The Lady went on to describe the founding of the city Councils, and the emergence of the Guilds, and how other refugees from the fallen ships sought them out, while others remained outside the walls and grew jealous. The petty and bitter disputes between city and country over whose law should prevail. She never saw the end of those quarrels, the final treaty to enshrine the rights of both provinces and city; and her disappointment in the seemingly interminable squabbling was reflected in her later writing; the years when the Skylord visits became less frequent. When she asked them why they were abandoning humans they told her it was because people were incomplete, their souls too immature to be taken to the Heart. The Lady felt shame for her species. Humbled that they would wither and die before the Heart accepted them, she devoted the remainder of her life to elevating humanity, to installing a sense of purpose and dignity into life through her teachings.
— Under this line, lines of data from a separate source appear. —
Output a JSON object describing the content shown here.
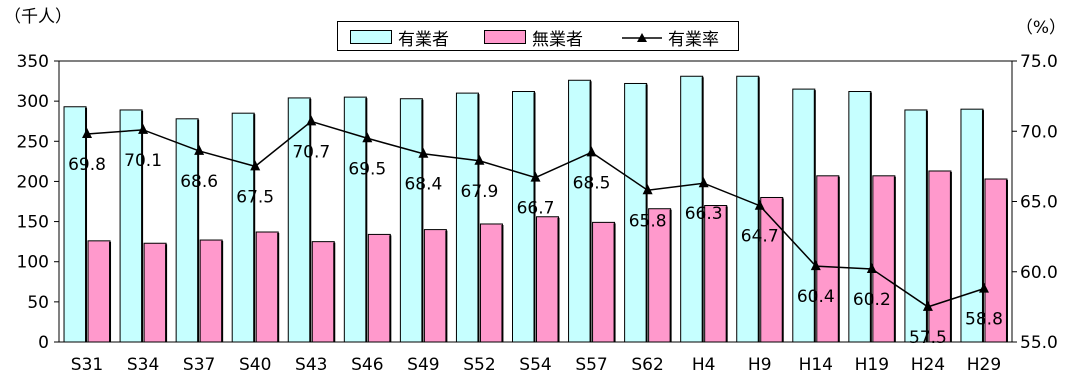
{
  "chart_data": {
    "type": "bar",
    "left_unit": "（千人）",
    "right_unit": "（%）",
    "categories": [
      "S31",
      "S34",
      "S37",
      "S40",
      "S43",
      "S46",
      "S49",
      "S52",
      "S54",
      "S57",
      "S62",
      "H4",
      "H9",
      "H14",
      "H19",
      "H24",
      "H29"
    ],
    "series": [
      {
        "name": "有業者",
        "type": "bar",
        "axis": "left",
        "color": "#c6ffff",
        "values": [
          293,
          289,
          278,
          285,
          304,
          305,
          303,
          310,
          312,
          326,
          322,
          331,
          331,
          315,
          312,
          289,
          290
        ]
      },
      {
        "name": "無業者",
        "type": "bar",
        "axis": "left",
        "color": "#ff99cc",
        "values": [
          126,
          123,
          127,
          137,
          125,
          134,
          140,
          147,
          156,
          149,
          166,
          170,
          180,
          207,
          207,
          213,
          203
        ]
      },
      {
        "name": "有業率",
        "type": "line",
        "axis": "right",
        "color": "#000000",
        "marker": "triangle",
        "values": [
          69.8,
          70.1,
          68.6,
          67.5,
          70.7,
          69.5,
          68.4,
          67.9,
          66.7,
          68.5,
          65.8,
          66.3,
          64.7,
          60.4,
          60.2,
          57.5,
          58.8
        ],
        "labels": [
          "69.8",
          "70.1",
          "68.6",
          "67.5",
          "70.7",
          "69.5",
          "68.4",
          "67.9",
          "66.7",
          "68.5",
          "65.8",
          "66.3",
          "64.7",
          "60.4",
          "60.2",
          "57.5",
          "58.8"
        ]
      }
    ],
    "y_left": {
      "min": 0,
      "max": 350,
      "ticks": [
        "0",
        "50",
        "100",
        "150",
        "200",
        "250",
        "300",
        "350"
      ]
    },
    "y_right": {
      "min": 55,
      "max": 75,
      "ticks": [
        "55.0",
        "60.0",
        "65.0",
        "70.0",
        "75.0"
      ]
    },
    "grid": false,
    "legend": "top-center"
  }
}
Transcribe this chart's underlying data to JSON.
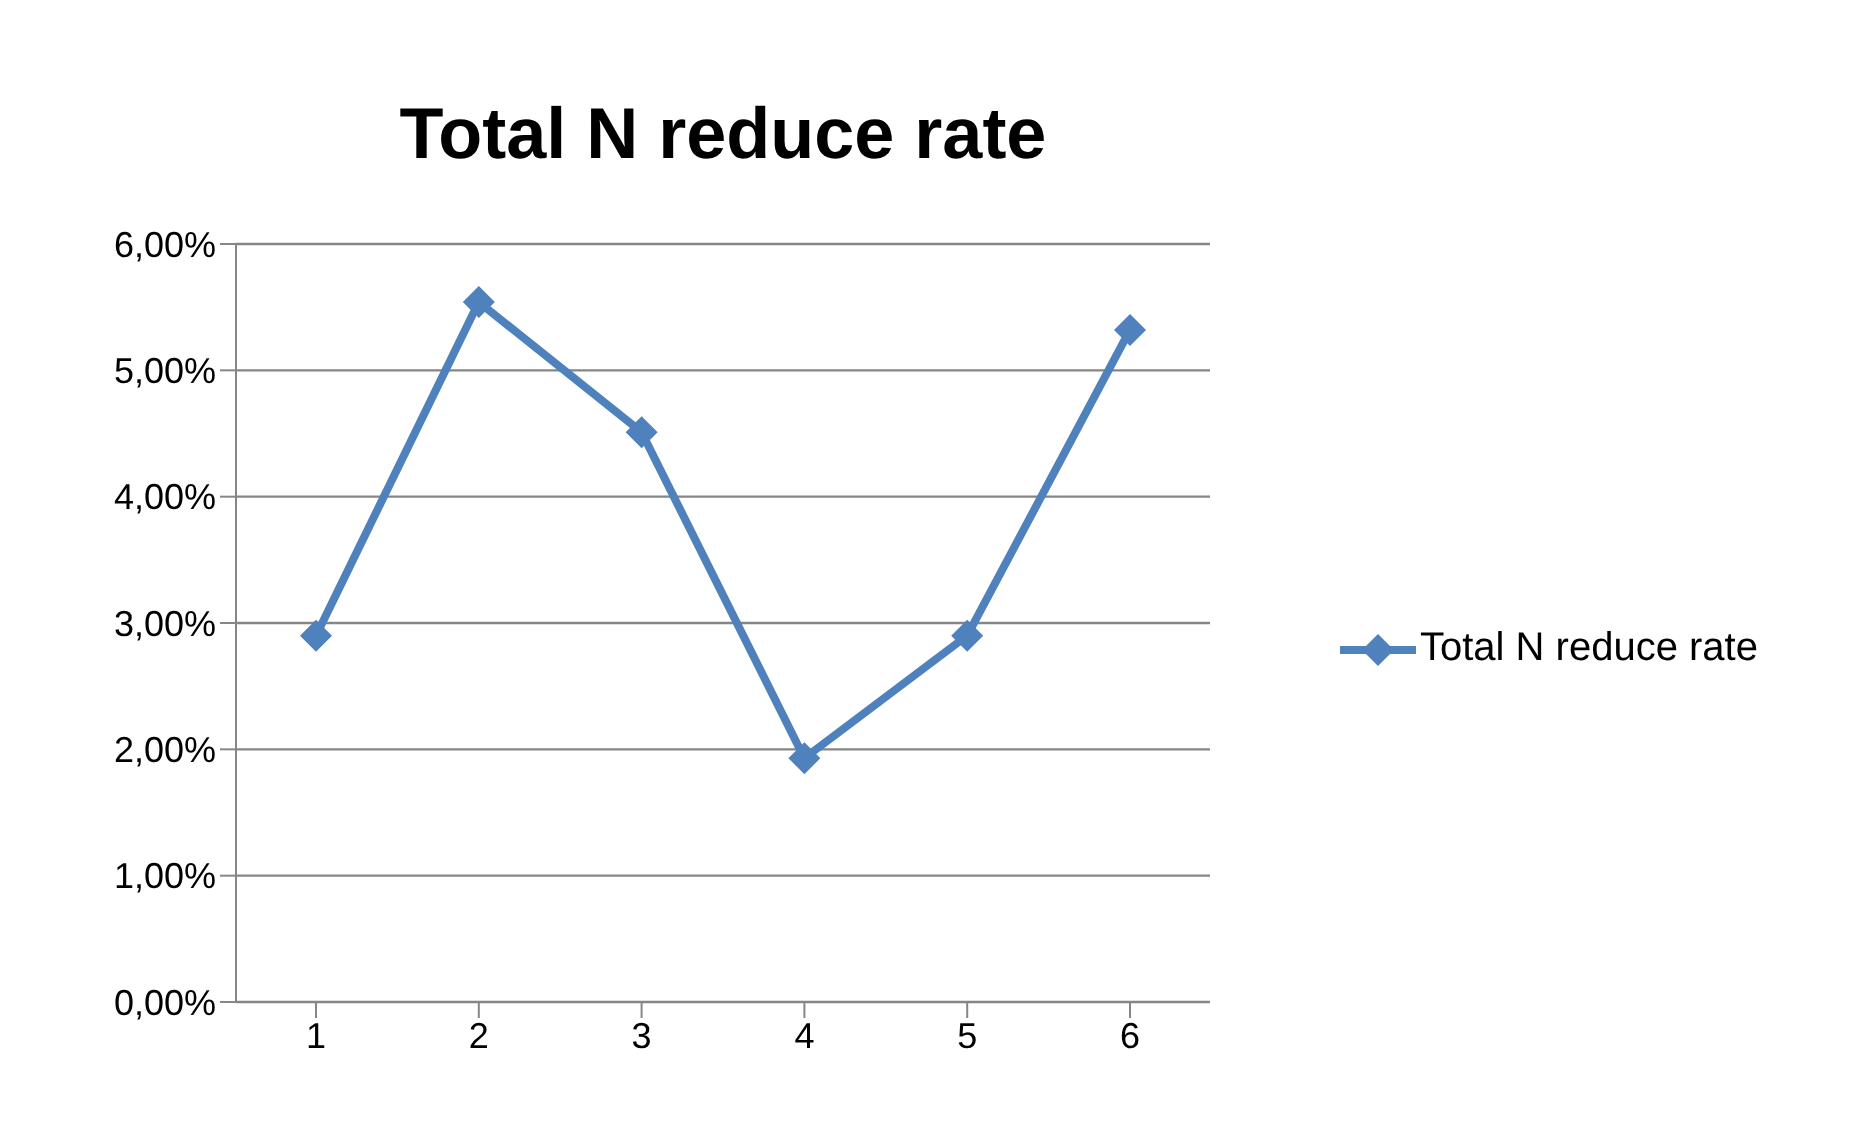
{
  "chart_data": {
    "type": "line",
    "title": "Total N reduce rate",
    "categories": [
      "1",
      "2",
      "3",
      "4",
      "5",
      "6"
    ],
    "series": [
      {
        "name": "Total N reduce rate",
        "color": "#4f81bd",
        "values": [
          2.9,
          5.54,
          4.51,
          1.93,
          2.9,
          5.32
        ]
      }
    ],
    "ylim": [
      0,
      6
    ],
    "yticks": [
      {
        "value": 0,
        "label": "0,00%"
      },
      {
        "value": 1,
        "label": "1,00%"
      },
      {
        "value": 2,
        "label": "2,00%"
      },
      {
        "value": 3,
        "label": "3,00%"
      },
      {
        "value": 4,
        "label": "4,00%"
      },
      {
        "value": 5,
        "label": "5,00%"
      },
      {
        "value": 6,
        "label": "6,00%"
      }
    ],
    "grid": "y",
    "legend": "right",
    "marker": "diamond",
    "line_style": "solid"
  }
}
Along with a now-ailing Rah and the last few Skylords to visit Makkathran she cajoled the city into creating the central Church in Eyrie.

When it was done, when she saw the embryonic Church swelling up out of the ground, she joined Rah on the top of Eyrie’s highest tower, and let her soul slip from her body, so they could both embrace the guidance of the Skylord and travel into the Heart together.

No Skylord had been seen above Querencia ever since.

‘That’s good,’ Kristabel said. ‘I don’t want you to turn to people like her for answers. They’re the past. If you’re the person I think you are, the one I believe in, you make your own decisions.’